Blake Peck and John Uchytil drew full-count walks to start the 10th, and Andrew Mits — Estancia’s No. 1 pitcher, who took over from Scott in the eighth — followed with a delicious bunt single that died about halfway down the third-base line to load the bases.
Heredia struck out Jack Moyer and Miles Moyer, then threw a first-pitch strike to Scott. The next three pitches just missed, and Scott took a strike on a 3-1 count. The last throw was just low, and the Eagles were celebrating as Peck trotted home.
Scott’s aim was “see the ball, hit the ball,” but he had to be patient.
“I knew the kid didn’t have his off-speed [pitch]. He couldn’t locate it,” Scott said. “So I knew if he threw something that had some offspeed on it, I was going to take and I was going to try to sit on his fastball. Luckily, he just had a [difficult time] trying to find the zone, and, I don’t know, I’m just speechless about the whole thing.
“I don’t know how to describe it. It was an amazing feeling.”
Warren Dickey, who guided Santa Ynez to the Division 5 title eight years ago, was complimentary.
“Hats off to them. They matched us pitch for pitch, and they were one pitch better than us,” he said. “The sting, we’ll get over it.”
It certainly didn’t come easy. The Eagles struggled to do anything against Cloud, who got out of his first-inning dilemma when Jack Moyer was tagged out in a rundown after his brother grounded to the third baseman. He then retired 13 in a row before walking Andrew Coyotzi on four pitches with one out in the fifth. Nothing came of that. He struck out the side in the sixth, and Estancia then got its chance.
First baseman Caleb Cassidy dropped a routine pop-up with one out in the seventh, and Cloud plunked Cole Lefebvre and Peck to load the bases with two out. Uchytil’s pop out to second sent the game past regulation.

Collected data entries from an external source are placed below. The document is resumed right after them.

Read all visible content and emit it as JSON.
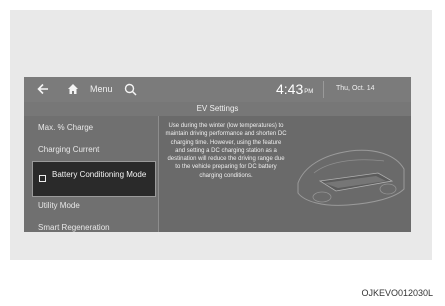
{
  "topbar": {
    "menu_label": "Menu",
    "time": "4:43",
    "ampm": "PM",
    "date": "Thu, Oct. 14"
  },
  "header": {
    "title": "EV Settings"
  },
  "list": {
    "items": [
      {
        "label": "Max. % Charge"
      },
      {
        "label": "Charging Current"
      },
      {
        "label": "Battery Conditioning Mode",
        "selected": true,
        "checked": false
      },
      {
        "label": "Utility Mode"
      },
      {
        "label": "Smart Regeneration"
      }
    ]
  },
  "description": "Use during the winter (low temperatures) to maintain driving performance and shorten DC charging time. However, using the feature and setting a DC charging station as a destination will reduce the driving range due to the vehicle preparing for DC battery charging conditions.",
  "caption": "OJKEVO012030L",
  "colors": {
    "screen_bg": "#6a6a6a",
    "selected_bg": "#2a2a2a",
    "frame_bg": "#e9e9e9"
  }
}
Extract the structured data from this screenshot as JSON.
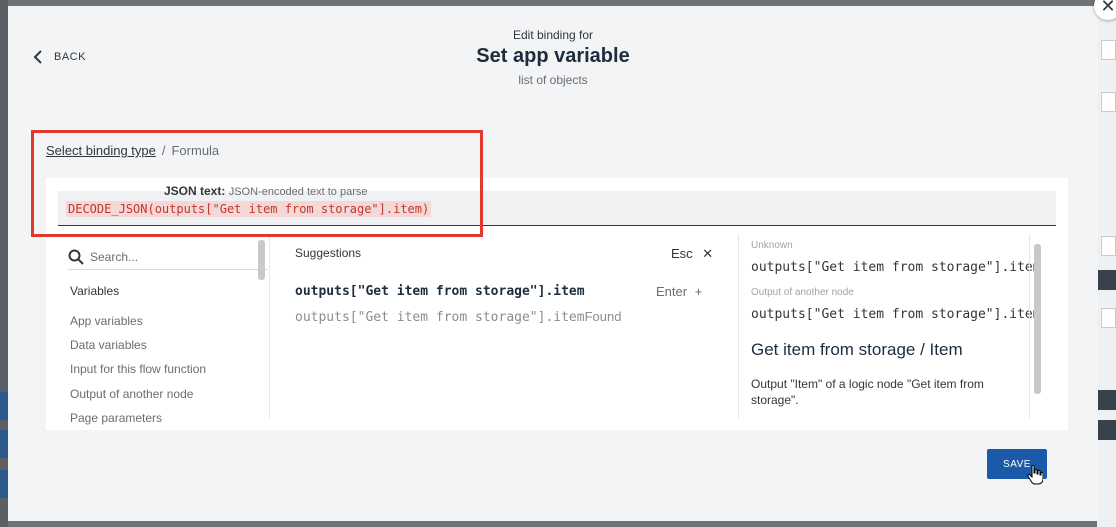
{
  "header": {
    "kicker": "Edit binding for",
    "title": "Set app variable",
    "subtitle": "list of objects",
    "back_label": "BACK"
  },
  "breadcrumb": {
    "link": "Select binding type",
    "separator": "/",
    "current": "Formula"
  },
  "formula": {
    "label": "JSON text:",
    "hint": "JSON-encoded text to parse",
    "code": "DECODE_JSON(outputs[\"Get item from storage\"].item)"
  },
  "variables": {
    "search_placeholder": "Search...",
    "title": "Variables",
    "items": [
      "App variables",
      "Data variables",
      "Input for this flow function",
      "Output of another node",
      "Page parameters"
    ]
  },
  "suggestions": {
    "title": "Suggestions",
    "esc_label": "Esc",
    "main": "outputs[\"Get item from storage\"].item",
    "enter_label": "Enter",
    "sub_code": "outputs[\"Get item from storage\"].item",
    "sub_tail": "Found"
  },
  "details": {
    "tag1": "Unknown",
    "code1": "outputs[\"Get item from storage\"].item",
    "tag2": "Output of another node",
    "code2": "outputs[\"Get item from storage\"].item",
    "title": "Get item from storage / Item",
    "description": "Output \"Item\" of a logic node \"Get item from storage\"."
  },
  "actions": {
    "save_label": "SAVE"
  },
  "colors": {
    "accent": "#1a5aa8",
    "highlight_border": "#e03a2e",
    "formula_text": "#c0392b"
  }
}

The Pirates got eight hits, six of them off Scott, getting runners to second following lead-off singles in the third, fourth and fifth innings. Immaculate defense kept them scoreless, with Coyotzi, the center fielder, making the biggest play in the fifth, tracking down Heredia’s blast to the wall with two on and doubling up Ben Flores, who failed to tag up at second.
“That’s the beauty of our field,” Goellrich said. “We’ve set our outfield up with athletes, knowing it’s not going to fly out of here, so when the ball went up, I knew that Andrew was going to catch it. Just very fortunate that their guy on second didn’t [tag up], so we took advantage of it. ... We know our field, we know how it is, and great play by him.”

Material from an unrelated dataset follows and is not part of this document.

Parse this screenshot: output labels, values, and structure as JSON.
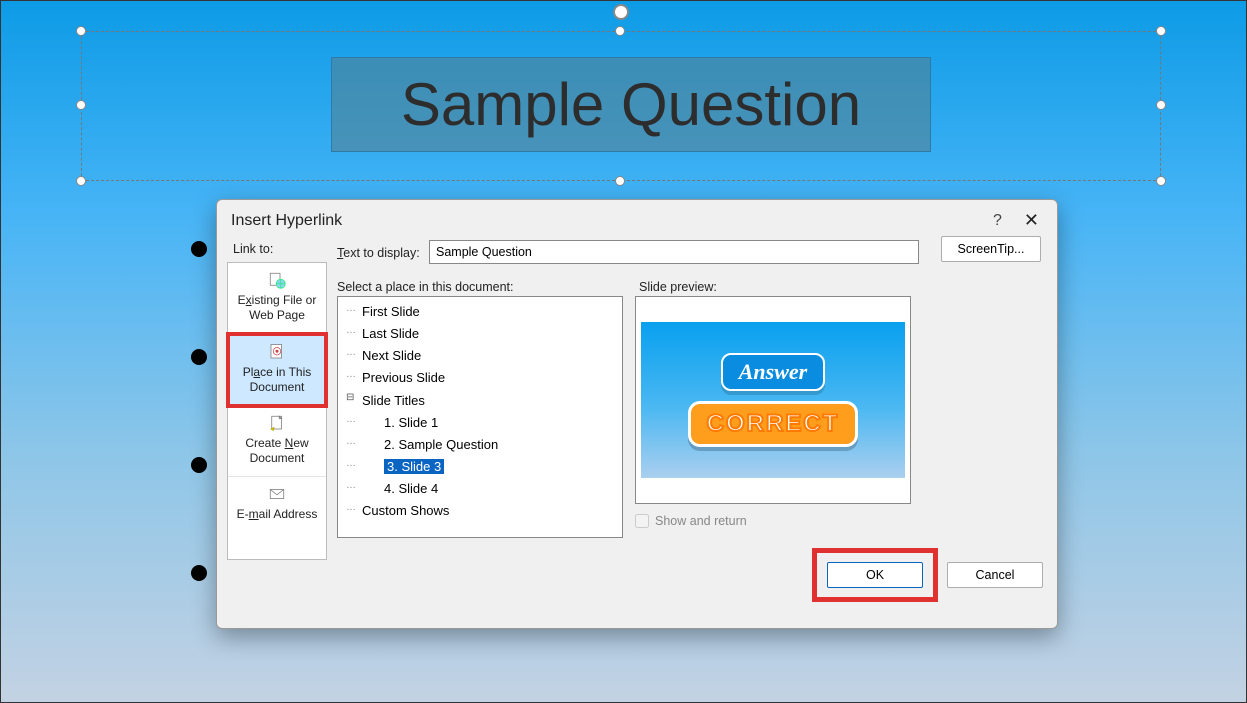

Santa Ynez loaded the bases with two out on two full-count walks and Tanner Padfield’s single, but Scott got Flores to ground to third, with Lefebvre getting the force at the bag, then struck out three in the seventh, the last after a walk and stolen base put a runner at second.
Mits (10-4) worked out of trouble after giving up a single in the eighth and a single and walk in the ninth, then retired the Pirates in order in the 10th — with two terrific throws from Scott on ground outs to third — to set the scene for the finale.
“It’s really crazy,” Mits said when it was over. “I was almost tearing up over there [in the postgame meeting], knowing that we have a shot to do something that no one’s ever done before — no one in this school has ever done before, and we have a shot at it.”